Velin’s Australian national phase application has an effective filing date of 10th September 2010, and claims priority from a European application made on 10th September 2009. Velin had also previously filed a closely related PCT application (which also entered Australian national phase) that was published on 21st October 2010. Rozenberg argued that the earlier PCT application qualified as prior art on a whole of contents basis since although it was published after the subsequent applications filing date it contained subject matter that could provide the basis for equivalent claims while having an earlier priority date. Further, it was argued that the 21st October 2010 publication of Velin’s earlier PCT application fell outside of the 12-month grace period available for disclosures by the applicant.
The pre-Raising the Bar patents legislation applied and the relevant grace period provisions were given by regulations 2.2(1A) and 2.3(1A). Regulation 2.2(1A) provided a grace period for publication or use of the invention within 12-months before the filing date of the complete application. Regulation 2.3(1A) provided a grace period of 12 months after the information was first made publicly available.
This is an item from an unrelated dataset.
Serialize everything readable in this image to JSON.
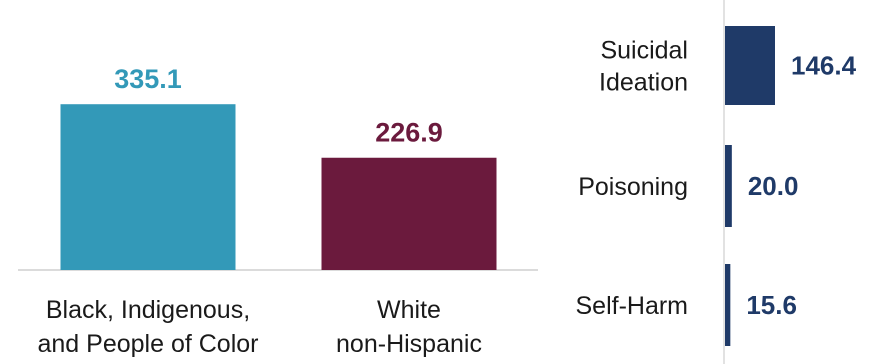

Prior to this decision these grace period provisions had been understood as each being restricted to a 12-month time frame. However, the Delegate held that each grace period could apply to disclosures over more than a 12-month period. In particular, regulation 2.2(1A) was interpreted as setting a start date but not a finish date such that the grace period starts 12-months before the filing date and can extend beyond the filing date. Similarly, regulation 2.3(1A) was interpreted as setting a final deadline, but not a start date such that the grace period can extend into the period before the information was first made publicly available.